【02】 暗黙の了解
ピットのランプが「始動」に変わり、爽香はスターターロープをいつもより思いっ切り引っ張った。
エンジンがかかり、いよいよ爽香にとって、このプール(ボートレース場水面)最後のレースが始まった。
爽香の枠順は5枠だが、新人はデビュー後1~2年は主に6コースを、組合せメンバーによっては5コースを走るのがボートレース界の暗黙のきまりである。
またそれは、技量的に未熟な新人レーサーが1マークで失速し、外の艇とターンで衝突する恐れを回避するためでもあった。
ほとんどの事故がターンの時に起こるものであり、その最大危険箇所が1周目の1マークなのだ。
大事故は選手生命に、そして人生にも関わることであり、過去に起きた大事故の多くは、レーサーになって3年以内に起きている。
そんな事例を基に新人レーサーは6コースから走っていた。
ピットのランプが「出走」に変わり6艇が一斉にピットを飛び出した。
♪ファンファーレが場内に鳴り響いた。
気温27度 晴れ 追い風3m 水温21度 波高1cm
爽香は大きく弧を描くように他の5艇とは別に艇を動かした。
大外6コースを走るため、爽香は『イン取り合戦』に参加する必要はなかった。
実況「進入はインから1、2、3、4、6、5、」
スタートラインにある大時計が動き出し、爽香はスタートラインに向かって全速力になるよう加速した。

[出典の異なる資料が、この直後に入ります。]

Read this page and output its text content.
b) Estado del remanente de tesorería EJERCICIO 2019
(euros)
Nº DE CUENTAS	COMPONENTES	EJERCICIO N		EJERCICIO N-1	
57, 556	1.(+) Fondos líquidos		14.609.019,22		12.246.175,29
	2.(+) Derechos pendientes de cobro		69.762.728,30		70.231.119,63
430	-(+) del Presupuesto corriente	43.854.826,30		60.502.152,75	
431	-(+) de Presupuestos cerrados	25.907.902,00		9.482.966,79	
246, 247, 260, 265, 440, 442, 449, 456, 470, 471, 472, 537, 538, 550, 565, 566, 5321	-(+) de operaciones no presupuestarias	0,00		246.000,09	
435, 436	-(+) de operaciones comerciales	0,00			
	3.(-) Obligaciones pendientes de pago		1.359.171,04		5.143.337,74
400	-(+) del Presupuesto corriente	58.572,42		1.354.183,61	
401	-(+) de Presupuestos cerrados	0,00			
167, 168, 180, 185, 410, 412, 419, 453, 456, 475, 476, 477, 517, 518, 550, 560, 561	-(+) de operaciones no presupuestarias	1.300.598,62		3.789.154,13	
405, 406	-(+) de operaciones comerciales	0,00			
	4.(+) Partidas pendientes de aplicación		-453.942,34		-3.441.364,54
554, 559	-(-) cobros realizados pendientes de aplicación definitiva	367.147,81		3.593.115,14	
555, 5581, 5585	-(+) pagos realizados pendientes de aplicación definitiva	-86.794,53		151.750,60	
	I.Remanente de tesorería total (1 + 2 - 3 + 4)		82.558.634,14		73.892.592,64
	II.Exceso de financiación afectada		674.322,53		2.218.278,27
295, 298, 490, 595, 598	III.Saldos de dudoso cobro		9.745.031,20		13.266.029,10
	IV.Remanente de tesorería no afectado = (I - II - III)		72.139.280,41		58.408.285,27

スタートライン85m手前の標識ポール(イン側では80m)を大時計スタート4秒前に全速になるように調整した。
爽香は頭上に張ってある青と白の正三角形の小旗が目に入った。
実況「進入はインから1、2、3、4、6、5、」
実況「大時計が回り、10秒前、5秒前、」
大時計の針が『3秒前、2秒前、1秒前』と、数字のない文字盤の上を動いていった。
大時計の針が真上を指した! 数字は書かれてないが『0(ゼロ)』を意味する。
爽香(よし、マクルわよ!)
心の中でそう叫びながらスタートは『02(100分の2秒後)』のトップスタートを狙って爽香はスタートラインを通過した。
『マクル』とは、他艇を外側から抜くことである。
内側の艇は、爽香より1艇身後方に見えた。
爽香は上体をできる限り伏せ、風の抵抗を少なくした。
第1ターンマークが見えハンドルを左側に少しずつ回しながら上体を起こし、その体を艇の左側へと重心をずらしていった。